Given the fact that the landscape has changed so markedly, it is difficult to see how a review of the events and practices of more than three decades ago would yield significant lessons for the policing system today. In the light of the significant changes since the strikes, there are no plans to undertake an assessment of the potential merits of establishing an independent inquiry into the policing of the miners strike in 1984 to 1985 in England and Wales. The Government do not plan to review the decision not to establish a public inquiry into the events at the Orgreave coking plant on 18 June 1984. For the Government’s part, we are completely focused on ensuring that policing is the best it can be, including through reforms to improve accountability and transparency. Public confidence is pivotal to our model of policing by consent.
We are not currently considering that particular route of action. We have received the letter the hon. Gentleman referred to—indeed, we have received a number of letters over the past couple of years on the matter, to which we have responded. I know that my right hon. Friend the Home Secretary is considering that letter and will respond in due course.
I thank everybody who has participated in the debate. I have listened carefully to the points that have been raised and am grateful for the opportunity to underline how far UK policing has come since the miners strike. Progress has undoubtedly been made, but that is not to say that we are in any way complacent; on the contrary, we are constantly challenging the police to get better in all they do. We have overseen significant reform, and continue to drive improvements for the benefit of policing and those whom the police serve.
I thank all Members for their contributions this afternoon. We have heard a wide range of views from communities across the mainland UK and its countries, with each Member effectively saying very similar things: that our communities all bore the brunt of the effects of the miners strike.
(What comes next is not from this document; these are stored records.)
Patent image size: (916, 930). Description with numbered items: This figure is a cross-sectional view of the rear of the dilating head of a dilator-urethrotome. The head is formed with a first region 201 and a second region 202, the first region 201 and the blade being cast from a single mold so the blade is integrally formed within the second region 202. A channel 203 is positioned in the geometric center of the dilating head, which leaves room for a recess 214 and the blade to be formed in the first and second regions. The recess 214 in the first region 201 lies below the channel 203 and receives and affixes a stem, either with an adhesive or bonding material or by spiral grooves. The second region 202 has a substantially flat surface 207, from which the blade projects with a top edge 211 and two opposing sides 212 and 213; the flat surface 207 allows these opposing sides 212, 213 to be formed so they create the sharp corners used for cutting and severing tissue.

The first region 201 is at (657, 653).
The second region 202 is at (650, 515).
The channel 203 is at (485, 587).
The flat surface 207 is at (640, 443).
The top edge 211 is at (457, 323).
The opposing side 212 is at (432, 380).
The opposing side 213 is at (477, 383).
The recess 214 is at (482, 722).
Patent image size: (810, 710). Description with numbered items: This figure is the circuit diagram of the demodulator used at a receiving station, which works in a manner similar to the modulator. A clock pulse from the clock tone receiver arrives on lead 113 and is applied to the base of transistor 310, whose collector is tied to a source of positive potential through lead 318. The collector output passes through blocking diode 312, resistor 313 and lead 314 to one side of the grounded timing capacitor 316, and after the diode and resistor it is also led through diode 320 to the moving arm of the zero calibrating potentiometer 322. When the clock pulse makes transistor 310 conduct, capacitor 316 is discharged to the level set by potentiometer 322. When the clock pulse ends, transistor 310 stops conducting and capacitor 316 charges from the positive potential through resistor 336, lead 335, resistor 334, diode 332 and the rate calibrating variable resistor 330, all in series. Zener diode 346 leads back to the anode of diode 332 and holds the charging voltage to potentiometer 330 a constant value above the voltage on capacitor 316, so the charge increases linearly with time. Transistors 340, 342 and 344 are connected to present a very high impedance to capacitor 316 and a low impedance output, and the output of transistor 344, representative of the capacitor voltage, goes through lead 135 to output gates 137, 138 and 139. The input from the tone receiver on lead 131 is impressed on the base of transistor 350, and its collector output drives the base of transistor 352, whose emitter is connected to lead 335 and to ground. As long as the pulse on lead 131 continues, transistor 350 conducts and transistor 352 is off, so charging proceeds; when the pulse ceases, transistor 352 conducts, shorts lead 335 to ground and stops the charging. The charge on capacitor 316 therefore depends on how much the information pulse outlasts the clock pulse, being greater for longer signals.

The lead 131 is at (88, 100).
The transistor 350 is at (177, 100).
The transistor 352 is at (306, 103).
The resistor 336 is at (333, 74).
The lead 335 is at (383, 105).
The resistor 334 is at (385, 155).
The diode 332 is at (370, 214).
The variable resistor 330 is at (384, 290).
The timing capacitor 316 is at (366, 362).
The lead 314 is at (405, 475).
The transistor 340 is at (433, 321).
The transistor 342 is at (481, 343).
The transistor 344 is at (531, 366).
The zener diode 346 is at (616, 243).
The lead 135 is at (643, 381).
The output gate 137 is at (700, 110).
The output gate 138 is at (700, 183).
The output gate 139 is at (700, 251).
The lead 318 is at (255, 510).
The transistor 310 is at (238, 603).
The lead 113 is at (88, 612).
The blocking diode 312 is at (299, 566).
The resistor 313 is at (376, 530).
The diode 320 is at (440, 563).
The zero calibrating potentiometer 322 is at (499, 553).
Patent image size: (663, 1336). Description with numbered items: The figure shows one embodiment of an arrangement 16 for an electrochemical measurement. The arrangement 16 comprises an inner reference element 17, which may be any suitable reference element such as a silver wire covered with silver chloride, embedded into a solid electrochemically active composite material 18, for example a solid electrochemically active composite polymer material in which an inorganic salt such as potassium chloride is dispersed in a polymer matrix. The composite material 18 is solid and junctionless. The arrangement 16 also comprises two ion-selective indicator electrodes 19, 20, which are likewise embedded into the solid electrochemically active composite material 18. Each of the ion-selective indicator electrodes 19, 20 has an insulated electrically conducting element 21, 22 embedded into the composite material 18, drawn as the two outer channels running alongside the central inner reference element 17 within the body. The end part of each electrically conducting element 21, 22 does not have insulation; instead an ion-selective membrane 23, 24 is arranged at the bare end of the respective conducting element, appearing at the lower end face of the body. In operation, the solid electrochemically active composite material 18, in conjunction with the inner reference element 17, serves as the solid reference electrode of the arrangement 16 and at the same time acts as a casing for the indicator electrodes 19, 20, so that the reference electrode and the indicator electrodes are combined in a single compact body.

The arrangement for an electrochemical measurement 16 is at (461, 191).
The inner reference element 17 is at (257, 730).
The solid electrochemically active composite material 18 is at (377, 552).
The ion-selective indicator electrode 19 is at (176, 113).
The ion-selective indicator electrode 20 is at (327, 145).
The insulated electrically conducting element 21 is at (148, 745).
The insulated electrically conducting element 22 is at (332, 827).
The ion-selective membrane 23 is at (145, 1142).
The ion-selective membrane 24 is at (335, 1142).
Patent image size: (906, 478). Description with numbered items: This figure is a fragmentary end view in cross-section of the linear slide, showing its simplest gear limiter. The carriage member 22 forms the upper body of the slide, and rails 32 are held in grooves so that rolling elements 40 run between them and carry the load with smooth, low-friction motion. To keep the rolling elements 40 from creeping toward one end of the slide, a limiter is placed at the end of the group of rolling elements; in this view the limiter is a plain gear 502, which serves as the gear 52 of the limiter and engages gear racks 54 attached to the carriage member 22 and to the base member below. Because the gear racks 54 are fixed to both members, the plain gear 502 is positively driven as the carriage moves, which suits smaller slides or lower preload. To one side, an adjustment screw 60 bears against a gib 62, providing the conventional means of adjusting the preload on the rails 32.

Despite that, I am quite frankly afraid that the Government are still not listening. I thank the Minister for his response but I am very disappointed in it. The release of files is not good enough—it does not cut it—and time cannot be used as an excuse for not doing the right thing. Whatever changes have taken place in policing over the intervening years do not change the need for an inquiry. Despite the response the Minister has given to the debate, I ask him to genuinely consider the whole range of comments that have been made, because this is something that is not going to go away. I am certainly not going to stop asking these questions, so the Government need to take a good look at this issue and seriously consider the fact that there is still a need for an inquiry.
Question put and agreed to.
That this House has considered the potential merits of a UK-wide inquiry into the miners’ strike of 1984-85.